# Phishing Dataset - Download, Preprocessing, and Model Pipeline

In this notebook, we will be setting up the **Phishing URL Detection** dataset for machine learning models. This notebook is designed to help you understand the entire workflow, from dataset acquisition, preparing the data for model training, creating models and training the models with the dataset.

Let’s dive in!

## Downloading the Phishing Dataset

We will start by downloading the **Phishing URL Detection** dataset using the `Kaggle API`. The dataset will be downloaded into the `raw_data` directory.
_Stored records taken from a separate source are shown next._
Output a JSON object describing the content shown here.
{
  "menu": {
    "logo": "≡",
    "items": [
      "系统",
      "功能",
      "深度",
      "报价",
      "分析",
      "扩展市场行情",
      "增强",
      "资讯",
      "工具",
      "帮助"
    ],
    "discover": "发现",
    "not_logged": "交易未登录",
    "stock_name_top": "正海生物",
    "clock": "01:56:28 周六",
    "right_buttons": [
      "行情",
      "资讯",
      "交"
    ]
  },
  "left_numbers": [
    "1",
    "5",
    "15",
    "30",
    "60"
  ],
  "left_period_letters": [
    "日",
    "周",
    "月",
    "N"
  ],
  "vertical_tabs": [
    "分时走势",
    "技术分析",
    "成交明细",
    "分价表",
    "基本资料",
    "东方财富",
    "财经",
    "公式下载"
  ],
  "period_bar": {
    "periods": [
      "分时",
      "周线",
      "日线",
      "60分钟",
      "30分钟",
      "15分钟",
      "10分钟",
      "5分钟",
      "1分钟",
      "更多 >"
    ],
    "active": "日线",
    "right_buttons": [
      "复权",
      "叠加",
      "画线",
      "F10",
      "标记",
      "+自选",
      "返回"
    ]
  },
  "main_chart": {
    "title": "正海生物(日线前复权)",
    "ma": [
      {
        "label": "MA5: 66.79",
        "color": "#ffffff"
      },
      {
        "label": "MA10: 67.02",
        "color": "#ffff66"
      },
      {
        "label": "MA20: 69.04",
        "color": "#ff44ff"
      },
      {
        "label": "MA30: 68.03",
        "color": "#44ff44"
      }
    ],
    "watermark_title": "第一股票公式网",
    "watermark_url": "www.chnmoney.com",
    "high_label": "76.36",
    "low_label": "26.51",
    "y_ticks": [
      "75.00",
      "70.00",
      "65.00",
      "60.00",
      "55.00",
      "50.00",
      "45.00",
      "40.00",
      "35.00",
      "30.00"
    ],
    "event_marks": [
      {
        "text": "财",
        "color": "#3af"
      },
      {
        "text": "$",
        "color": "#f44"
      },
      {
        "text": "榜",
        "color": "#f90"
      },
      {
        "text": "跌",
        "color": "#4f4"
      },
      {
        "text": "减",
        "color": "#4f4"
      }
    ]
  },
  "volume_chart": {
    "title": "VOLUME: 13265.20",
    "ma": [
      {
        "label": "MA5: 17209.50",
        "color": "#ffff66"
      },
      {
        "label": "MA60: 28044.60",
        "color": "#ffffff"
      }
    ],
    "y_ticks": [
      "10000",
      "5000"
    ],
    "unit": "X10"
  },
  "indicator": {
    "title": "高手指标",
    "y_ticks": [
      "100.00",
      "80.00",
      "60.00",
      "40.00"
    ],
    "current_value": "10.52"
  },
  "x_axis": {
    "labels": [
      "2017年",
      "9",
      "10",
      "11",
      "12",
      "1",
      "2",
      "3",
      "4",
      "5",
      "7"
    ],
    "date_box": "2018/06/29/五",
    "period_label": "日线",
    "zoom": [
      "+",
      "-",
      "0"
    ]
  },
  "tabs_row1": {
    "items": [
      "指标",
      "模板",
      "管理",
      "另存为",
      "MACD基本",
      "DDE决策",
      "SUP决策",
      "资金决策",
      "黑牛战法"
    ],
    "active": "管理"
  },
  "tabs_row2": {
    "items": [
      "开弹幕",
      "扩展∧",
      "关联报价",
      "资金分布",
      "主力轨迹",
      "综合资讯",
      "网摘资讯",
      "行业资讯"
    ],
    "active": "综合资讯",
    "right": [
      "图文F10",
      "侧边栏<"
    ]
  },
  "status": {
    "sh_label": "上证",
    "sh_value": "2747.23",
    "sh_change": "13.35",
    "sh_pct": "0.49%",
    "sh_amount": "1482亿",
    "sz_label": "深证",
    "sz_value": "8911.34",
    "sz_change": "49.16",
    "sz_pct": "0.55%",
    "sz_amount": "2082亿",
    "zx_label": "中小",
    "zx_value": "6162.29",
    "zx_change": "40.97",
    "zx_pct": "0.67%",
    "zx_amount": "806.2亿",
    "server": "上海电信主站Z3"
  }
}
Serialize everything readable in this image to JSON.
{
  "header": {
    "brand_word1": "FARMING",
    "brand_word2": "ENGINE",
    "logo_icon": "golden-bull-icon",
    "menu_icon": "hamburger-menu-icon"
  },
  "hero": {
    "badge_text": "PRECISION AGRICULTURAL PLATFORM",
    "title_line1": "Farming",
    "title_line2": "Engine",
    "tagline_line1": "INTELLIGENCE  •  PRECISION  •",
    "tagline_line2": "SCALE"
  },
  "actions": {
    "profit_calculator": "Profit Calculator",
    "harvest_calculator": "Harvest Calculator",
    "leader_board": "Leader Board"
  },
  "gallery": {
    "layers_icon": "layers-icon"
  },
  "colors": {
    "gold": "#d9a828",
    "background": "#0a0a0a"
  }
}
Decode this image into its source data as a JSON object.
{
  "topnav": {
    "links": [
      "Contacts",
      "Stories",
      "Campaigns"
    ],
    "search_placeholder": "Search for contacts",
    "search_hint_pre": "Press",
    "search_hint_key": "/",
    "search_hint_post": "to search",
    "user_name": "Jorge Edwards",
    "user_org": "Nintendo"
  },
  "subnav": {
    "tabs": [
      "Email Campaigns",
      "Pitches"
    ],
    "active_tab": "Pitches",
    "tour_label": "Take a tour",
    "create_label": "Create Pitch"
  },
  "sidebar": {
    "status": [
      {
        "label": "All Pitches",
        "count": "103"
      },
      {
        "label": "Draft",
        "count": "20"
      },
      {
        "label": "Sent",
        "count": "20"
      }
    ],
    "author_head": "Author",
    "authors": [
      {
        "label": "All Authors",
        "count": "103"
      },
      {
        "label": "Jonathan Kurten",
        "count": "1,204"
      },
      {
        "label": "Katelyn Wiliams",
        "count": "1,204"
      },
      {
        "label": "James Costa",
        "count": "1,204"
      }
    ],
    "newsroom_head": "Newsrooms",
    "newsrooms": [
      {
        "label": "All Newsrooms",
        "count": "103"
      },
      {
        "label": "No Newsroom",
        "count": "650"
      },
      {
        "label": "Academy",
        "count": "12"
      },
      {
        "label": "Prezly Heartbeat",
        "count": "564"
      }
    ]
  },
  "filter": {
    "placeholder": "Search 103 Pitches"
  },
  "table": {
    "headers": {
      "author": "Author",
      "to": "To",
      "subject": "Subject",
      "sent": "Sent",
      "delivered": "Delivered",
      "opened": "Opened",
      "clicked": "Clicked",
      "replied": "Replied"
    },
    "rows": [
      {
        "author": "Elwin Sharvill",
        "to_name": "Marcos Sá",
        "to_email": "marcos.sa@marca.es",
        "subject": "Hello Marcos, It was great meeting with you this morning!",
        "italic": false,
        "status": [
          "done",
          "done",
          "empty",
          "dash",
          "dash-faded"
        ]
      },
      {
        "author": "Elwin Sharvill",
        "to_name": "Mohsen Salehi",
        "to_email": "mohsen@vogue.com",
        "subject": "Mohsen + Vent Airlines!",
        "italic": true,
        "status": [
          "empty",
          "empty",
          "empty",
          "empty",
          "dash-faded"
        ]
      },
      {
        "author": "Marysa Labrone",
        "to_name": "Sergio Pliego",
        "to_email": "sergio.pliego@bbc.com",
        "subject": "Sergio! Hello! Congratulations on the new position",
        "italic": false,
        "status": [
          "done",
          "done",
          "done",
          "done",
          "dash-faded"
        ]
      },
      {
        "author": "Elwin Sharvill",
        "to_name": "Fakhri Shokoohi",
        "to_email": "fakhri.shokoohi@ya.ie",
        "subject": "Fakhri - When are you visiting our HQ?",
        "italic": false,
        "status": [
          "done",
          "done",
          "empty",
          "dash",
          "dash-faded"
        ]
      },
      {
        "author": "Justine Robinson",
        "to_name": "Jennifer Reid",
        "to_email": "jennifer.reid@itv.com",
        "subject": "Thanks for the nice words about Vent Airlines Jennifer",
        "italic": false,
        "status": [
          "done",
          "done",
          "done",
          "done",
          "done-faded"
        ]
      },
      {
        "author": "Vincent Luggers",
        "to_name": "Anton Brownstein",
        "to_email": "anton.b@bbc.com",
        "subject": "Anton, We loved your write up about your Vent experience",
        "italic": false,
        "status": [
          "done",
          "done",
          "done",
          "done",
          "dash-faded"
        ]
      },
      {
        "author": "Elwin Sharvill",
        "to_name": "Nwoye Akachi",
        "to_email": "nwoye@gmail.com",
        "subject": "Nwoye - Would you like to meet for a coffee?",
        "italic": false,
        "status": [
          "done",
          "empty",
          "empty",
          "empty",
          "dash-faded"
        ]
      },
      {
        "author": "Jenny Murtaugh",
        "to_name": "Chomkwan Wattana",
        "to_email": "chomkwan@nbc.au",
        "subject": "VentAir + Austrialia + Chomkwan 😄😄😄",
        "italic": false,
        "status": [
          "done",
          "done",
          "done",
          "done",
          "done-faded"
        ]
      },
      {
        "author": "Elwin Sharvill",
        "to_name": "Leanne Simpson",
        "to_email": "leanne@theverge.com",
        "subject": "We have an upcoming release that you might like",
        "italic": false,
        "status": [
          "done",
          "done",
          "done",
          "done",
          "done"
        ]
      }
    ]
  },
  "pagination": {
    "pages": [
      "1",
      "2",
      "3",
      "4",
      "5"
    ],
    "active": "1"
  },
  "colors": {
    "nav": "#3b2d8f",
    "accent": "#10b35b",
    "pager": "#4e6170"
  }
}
Note: Make sure you already have the Kaggle API set up, as outlined in the project's README file.


In [27]:
import sys
import os
BASE_DIR = os.path.abspath('..')
RAW_DATA_DIR = os.path.join(BASE_DIR, 'data/raw_data/phishing')
sys.path.append(os.path.join(BASE_DIR, 'scripts'))

In [17]:
from download_data import download_dataset
phishing_dataset = 'sergioagudelo/phishing-url-detection'
download_dataset(phishing_dataset, RAW_DATA_DIR)

Downloading sergioagudelo/phishing-url-detection dataset...
Dataset URL: https://www.kaggle.com/datasets/sergioagudelo/phishing-url-detection
Downloaded and extracted to /home/rishupishu/Documents/HWUD/YEAR 4/SEM 1/F20DL/CW/Dubai_UG-6/data/raw_data/phishing


## Inspect the Dataset

Now that we have downloaded the dataset, let’s load it into a Pandas DataFrame and inspect the first few rows to understand the data structure. This may take a few seconds...


In [23]:
import pandas as pd

dataset = os.path.join(RAW_DATA_DIR, 'out.csv')
df = pd.read_csv(dataset)

# df.head()

## Preprocessing the Data

Next, we will preprocess the dataset to prepare it for machine learning models. The steps will include:

1. Load the data.
2. Handling missing values.
3. Encoding categorical features
4. Outlier Detection and Removal
5. Normalization/Standarization
6. Flattening the Data
7. Principle Component Analysis
8. Splitting the data into training and testing sets.
9. Saving the data into flattened and unflattened sets.


### Load the data

In this step, we will load the phishing dataset from the specified file path using pandas. The dataset contains information on URLs and various features that will be used for phishing detection.

In [26]:
from preprocess_phishing_data import preprocessing_pipeline
RAW_DATA_PATH = './data/raw_data/phishing/out.csv'
preprocessing_pipeline(RAW_DATA_PATH, use_pca=True, n_components=50)


NameError: name 'preprocessing_pipeline' is not defined